← Back to context

Comment by Frost1x

2 years ago

>I'm unsure where this expectation of 100% absolute correctness comes from. I'm sure there are use cases, but I assume it's the vast minority and most can tolerate larger than expected inaccuracies.

As others hinted at, there's some bias because it's coming from a computer, but I think it's far more nuanced than that.

I've worked with many experts and professionals through my career ranging across medicine, various types of engineers, scientists, academics, researchers and so on and the pattern I often see is the level of certainty presented that always bothers me and the same is often embedded in LLM responses.

While humans don't typically quantify the certainty of their statements, the best SMEs I've ever worked with make it very clear what level of certainty they have when making professional statements. The SMEs who seem to be more often wrong than not speak in certainty quite often (some of this is due to cultural pressures and expectations surrounding being an "expert").

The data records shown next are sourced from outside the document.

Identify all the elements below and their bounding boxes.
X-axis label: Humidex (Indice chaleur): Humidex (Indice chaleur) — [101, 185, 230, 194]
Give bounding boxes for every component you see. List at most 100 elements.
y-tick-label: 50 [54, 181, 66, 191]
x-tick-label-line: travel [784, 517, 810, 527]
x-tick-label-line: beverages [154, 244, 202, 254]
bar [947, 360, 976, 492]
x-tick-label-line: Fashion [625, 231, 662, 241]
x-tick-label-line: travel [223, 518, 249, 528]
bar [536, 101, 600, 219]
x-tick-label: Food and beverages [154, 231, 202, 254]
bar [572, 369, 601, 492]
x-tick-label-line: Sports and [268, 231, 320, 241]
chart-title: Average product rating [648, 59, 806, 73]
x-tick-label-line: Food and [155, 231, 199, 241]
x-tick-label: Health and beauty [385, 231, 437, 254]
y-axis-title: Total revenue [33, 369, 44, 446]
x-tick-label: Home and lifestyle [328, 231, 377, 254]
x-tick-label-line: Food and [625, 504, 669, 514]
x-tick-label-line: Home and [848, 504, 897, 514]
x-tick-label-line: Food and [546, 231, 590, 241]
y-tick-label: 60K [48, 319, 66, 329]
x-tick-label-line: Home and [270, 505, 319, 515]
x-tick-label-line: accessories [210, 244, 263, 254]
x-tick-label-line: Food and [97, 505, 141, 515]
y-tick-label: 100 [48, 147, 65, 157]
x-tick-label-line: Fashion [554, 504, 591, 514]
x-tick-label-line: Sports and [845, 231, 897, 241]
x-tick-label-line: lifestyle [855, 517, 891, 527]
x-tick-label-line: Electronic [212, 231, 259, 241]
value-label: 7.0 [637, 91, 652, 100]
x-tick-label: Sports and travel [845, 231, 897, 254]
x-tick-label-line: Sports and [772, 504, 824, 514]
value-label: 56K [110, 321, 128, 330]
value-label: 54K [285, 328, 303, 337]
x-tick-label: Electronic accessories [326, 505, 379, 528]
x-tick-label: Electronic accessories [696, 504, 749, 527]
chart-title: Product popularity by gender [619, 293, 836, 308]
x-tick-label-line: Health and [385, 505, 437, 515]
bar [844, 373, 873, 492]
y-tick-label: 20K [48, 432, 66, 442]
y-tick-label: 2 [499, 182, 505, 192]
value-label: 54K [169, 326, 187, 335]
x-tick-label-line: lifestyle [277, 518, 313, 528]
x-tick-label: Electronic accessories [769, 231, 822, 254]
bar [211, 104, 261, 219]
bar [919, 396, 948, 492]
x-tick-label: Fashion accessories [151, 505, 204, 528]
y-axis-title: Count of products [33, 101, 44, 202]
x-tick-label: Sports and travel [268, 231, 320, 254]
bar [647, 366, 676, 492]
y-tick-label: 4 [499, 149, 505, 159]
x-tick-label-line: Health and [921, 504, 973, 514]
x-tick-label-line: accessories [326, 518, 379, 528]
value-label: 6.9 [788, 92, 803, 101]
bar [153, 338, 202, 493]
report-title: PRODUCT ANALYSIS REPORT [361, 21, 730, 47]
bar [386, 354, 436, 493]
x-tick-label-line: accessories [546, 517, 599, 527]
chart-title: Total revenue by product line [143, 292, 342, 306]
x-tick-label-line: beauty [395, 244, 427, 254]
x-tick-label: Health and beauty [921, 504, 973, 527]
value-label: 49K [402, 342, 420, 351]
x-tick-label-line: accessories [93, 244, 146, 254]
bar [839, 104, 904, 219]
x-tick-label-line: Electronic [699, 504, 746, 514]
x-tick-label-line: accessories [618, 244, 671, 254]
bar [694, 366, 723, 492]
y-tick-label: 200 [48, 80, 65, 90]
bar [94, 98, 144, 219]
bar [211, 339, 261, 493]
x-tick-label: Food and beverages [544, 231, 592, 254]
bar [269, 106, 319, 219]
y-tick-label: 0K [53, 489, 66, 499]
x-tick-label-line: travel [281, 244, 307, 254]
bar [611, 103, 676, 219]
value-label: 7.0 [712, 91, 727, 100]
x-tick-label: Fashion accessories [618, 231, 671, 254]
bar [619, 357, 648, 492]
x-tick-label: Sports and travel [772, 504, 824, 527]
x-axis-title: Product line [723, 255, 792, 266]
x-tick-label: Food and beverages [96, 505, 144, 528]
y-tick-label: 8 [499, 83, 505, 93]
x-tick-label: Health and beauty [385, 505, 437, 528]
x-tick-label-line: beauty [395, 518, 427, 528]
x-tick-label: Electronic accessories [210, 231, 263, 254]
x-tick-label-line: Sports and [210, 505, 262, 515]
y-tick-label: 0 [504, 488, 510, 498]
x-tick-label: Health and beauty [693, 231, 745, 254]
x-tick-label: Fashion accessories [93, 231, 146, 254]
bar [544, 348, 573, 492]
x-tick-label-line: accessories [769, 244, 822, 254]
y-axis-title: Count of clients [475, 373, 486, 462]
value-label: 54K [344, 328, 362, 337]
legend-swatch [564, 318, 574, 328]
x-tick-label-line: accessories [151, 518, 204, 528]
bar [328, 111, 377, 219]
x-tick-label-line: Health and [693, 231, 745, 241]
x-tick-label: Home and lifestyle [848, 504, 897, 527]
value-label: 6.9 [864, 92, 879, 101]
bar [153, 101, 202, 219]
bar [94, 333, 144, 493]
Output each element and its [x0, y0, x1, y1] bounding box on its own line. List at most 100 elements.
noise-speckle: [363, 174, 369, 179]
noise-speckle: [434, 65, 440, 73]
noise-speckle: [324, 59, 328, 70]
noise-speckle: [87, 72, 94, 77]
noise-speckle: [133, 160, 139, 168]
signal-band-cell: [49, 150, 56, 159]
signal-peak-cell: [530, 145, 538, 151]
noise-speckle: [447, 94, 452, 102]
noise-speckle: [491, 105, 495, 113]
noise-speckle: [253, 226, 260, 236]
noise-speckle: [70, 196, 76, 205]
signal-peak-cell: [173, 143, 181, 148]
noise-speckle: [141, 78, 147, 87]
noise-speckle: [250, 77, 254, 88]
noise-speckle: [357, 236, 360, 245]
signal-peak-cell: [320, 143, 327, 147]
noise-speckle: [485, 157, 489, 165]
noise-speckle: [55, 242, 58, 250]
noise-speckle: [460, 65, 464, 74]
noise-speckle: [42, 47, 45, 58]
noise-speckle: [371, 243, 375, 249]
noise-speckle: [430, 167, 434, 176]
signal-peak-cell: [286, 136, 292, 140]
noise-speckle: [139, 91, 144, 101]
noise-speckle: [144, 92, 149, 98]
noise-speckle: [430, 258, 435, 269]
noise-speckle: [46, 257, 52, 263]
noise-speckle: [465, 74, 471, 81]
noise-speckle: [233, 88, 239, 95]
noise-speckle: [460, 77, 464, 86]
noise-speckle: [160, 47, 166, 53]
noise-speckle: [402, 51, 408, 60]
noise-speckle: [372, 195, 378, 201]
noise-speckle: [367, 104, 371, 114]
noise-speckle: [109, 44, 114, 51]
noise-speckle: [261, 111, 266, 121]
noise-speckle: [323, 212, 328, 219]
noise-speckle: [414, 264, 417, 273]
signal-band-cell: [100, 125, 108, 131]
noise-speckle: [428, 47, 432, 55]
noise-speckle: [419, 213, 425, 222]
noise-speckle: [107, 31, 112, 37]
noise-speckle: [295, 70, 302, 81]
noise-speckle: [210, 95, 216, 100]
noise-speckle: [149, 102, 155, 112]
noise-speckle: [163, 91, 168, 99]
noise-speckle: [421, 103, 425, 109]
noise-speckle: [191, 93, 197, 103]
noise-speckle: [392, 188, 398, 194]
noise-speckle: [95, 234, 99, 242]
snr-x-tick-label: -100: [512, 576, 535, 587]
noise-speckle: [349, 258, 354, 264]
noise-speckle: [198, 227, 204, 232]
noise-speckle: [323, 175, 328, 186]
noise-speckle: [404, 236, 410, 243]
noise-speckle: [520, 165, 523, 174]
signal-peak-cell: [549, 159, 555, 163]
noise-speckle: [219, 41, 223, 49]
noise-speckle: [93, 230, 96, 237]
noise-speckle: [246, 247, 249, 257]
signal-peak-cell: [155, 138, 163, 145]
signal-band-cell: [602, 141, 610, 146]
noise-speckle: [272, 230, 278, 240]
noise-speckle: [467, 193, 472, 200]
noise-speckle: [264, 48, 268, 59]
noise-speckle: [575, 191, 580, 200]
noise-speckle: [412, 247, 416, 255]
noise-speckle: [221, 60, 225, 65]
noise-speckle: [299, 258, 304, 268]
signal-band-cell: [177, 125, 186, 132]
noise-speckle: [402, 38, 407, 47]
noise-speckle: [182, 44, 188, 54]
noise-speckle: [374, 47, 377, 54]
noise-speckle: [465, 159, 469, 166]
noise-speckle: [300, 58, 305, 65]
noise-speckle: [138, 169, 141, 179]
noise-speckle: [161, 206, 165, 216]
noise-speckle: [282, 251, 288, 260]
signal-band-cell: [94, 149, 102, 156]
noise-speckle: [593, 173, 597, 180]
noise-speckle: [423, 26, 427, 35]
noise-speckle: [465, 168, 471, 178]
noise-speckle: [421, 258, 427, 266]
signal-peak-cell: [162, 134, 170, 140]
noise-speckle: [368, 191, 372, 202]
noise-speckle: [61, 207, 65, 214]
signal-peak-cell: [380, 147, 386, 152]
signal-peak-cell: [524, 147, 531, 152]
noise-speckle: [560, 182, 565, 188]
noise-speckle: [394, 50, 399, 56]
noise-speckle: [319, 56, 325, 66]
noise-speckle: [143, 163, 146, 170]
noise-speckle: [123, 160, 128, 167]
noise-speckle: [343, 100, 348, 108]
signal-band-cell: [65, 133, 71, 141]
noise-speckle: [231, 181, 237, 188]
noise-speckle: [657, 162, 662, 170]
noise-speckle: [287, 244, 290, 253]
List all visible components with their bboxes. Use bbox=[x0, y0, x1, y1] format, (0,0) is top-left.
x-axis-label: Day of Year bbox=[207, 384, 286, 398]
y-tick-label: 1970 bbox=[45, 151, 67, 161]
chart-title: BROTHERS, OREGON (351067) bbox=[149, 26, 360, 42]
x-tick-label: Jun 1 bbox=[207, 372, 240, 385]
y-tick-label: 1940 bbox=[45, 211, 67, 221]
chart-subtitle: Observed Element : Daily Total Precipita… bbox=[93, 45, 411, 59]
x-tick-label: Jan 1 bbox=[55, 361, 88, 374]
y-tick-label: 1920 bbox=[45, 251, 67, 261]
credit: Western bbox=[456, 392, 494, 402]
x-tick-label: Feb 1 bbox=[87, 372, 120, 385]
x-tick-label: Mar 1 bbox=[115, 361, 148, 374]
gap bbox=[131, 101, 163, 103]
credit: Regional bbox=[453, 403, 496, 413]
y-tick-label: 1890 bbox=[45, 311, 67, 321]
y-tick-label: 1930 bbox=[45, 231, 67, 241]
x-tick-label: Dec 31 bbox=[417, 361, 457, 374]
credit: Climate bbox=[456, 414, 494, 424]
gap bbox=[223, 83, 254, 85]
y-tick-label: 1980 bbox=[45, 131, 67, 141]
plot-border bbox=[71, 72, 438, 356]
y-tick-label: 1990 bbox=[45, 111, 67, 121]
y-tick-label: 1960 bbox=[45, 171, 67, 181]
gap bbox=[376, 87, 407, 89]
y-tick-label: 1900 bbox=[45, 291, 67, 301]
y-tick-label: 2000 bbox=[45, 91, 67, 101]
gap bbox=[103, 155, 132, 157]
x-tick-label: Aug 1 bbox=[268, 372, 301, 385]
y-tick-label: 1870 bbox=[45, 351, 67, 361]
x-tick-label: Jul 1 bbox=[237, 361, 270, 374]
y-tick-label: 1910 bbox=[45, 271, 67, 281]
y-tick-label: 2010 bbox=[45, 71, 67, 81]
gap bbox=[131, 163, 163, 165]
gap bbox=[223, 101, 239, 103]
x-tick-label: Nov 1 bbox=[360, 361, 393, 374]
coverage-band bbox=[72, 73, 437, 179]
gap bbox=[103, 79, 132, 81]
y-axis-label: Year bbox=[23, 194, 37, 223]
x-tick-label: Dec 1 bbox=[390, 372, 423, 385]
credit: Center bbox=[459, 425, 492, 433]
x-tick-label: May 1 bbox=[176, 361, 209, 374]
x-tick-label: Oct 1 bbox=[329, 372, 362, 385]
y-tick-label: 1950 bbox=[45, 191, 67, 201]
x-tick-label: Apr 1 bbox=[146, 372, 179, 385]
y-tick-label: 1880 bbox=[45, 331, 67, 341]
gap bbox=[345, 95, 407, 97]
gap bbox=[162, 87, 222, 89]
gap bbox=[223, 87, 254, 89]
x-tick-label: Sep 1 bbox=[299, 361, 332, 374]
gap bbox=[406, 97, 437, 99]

In this case, I would expect a seasoned scientist to say something in response to the duck question that: "many rubber ducks exist and are designed to float, this one very well might, we'd really need to test it or have far more information about the composition of the duck, the design, the medium we want it in (Water? Mecury? Helium?)" and so on. It's not an exact answer but you understand there's uncertainty there and we need to better clarify our question and the information surrounding that question. The fact is, it's really complex to know if it'll float or not from visual information alone.

It could have an osmimum ball inside that overcomes most the assumed buoyancy the material contains, including the air demonstrated to make it squeak. It's not transparent. You don't know for sure and the easiest way to alleviate uncertainty in this case is simply to test it.

There's so much uncertainty in the world, around what seem like the most certain and obvious things. LLMs seem to have grabbed some of this bad behavior from human language and culture where projecting confidence is often better (for humans) than being correct.